Icinga2 should error and not add the service causing icinga2 to fail.

What exactly do you mean by fail?

{"results":[{"code":500.0,"errors":["Error: Validation failed for object 'hostname.com!ssh' of type 'Service'; Attribute 'host_name': Object 'hostname.com' of type 'Host' does not exist.\nLocation: in /var/lib/icinga2/api/packages/_api/localhost-1495214738-1/conf.d/services/hostname.com!ssh.conf: 6:2-6:37"],"status":"Object could not be created."}]

That looks like an error you'll receive as an API response when attempting to create a service on a non-existing host. What behavior would you expect instead?

[kidzeivo]

That is the error I received on an older version of icinga2 (icinga2 - The Icinga 2 network monitoring daemon (version: r2.10.5-1)). I expected the new version to behave the same.

[julianbrost]

So what exactly is the behavior with 2.14.2? I'm missing a description of that behavior, that's probably why I overlooked that you wrote this under "expected behavior".

[kidzeivo]

You should be able to recreate the bug if you run the following 2 commands:

1. Create a host via the API to a hostgroup that does not exist
   curl -k -u user:password -X PUT 'https://localhost:5665/v1/objects/hosts/hostname1' -H 'Content-Type: application/json' -H 'Accept: application/json' -d '{"attrs":{"groups":["NoGroup"],"display_name":"hostname1","vars":{"host_name":"hostname1"}}, "templates":["generic-host"]}'

{"results":[{"code":500,"errors":["Error: Validation failed for object 'hostname1' of type 'Host'; Attribute 'groups': Object 'NoGroup' of type 'HostGroup' does not exist.\nLocation: in /var/lib/icinga2/api/packages/_api/e55a066a-19ab-4f1a-aa62-b2304fb5d858/conf.d/hosts/hostname1.conf: 5:2-5:23"],"status":"Object could not be

2. Create a service on the host above hostname1 even though it is not in icinga2
   curl -k -u user:password -X PUT 'https://localhost:5665/v1/objects/services/hostname1!ssh' -H 'Content-Type: application/json' -H 'Accept: application/json' -d '{"templates":["generic-service"],"attrs":{"check_command":"ssh","display_name":"SSH"}}'
   curl: (56) OpenSSL SSL_read: error:0A000126:SSL routines::unexpected eof while reading, errno 0

The service file is created in icinga2 even though host does not exist.

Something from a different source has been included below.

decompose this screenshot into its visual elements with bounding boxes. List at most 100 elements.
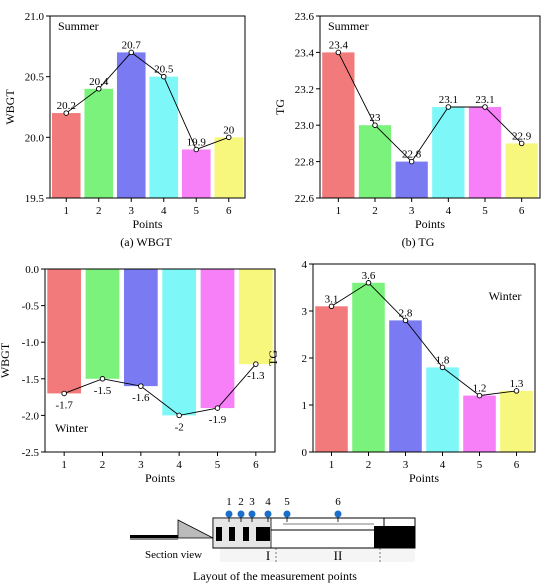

This causes the icinga2 service to fail.

[development] /var/lib/icinga2/api/packages/_api/e55a066a-19ab-4f1a-aa62-b2304fb5d858/conf.d/services # ls
'hostname1!ssh.conf'

[yhabteab]

The service file is created in icinga2 even though host does not exist. This causes the icinga2 service to fail.

[development] /var/lib/icinga2/api/packages/_api/e55a066a-19ab-4f1a-aa62-b2304fb5d858/conf.d/services # ls 'hostname1!ssh.conf

The config in that file should have something like object Service "ssh" ignore_on_error { which tells the Icinga 2 service not to fail/crash if the object could not be loaded/created successfully, and that file will be removed the next time the Icinga 2 service is reloaded/restarted. So, if your Icinga 2 service fails to start, it is definitely not due to this misconfigured config/file and it would also be helpful if you would share the errors you received when starting Icinga 2 instead of just saying This causes the Icinga 2 service to fail.

[yhabteab]

No reaction from OP, so I'm closing it!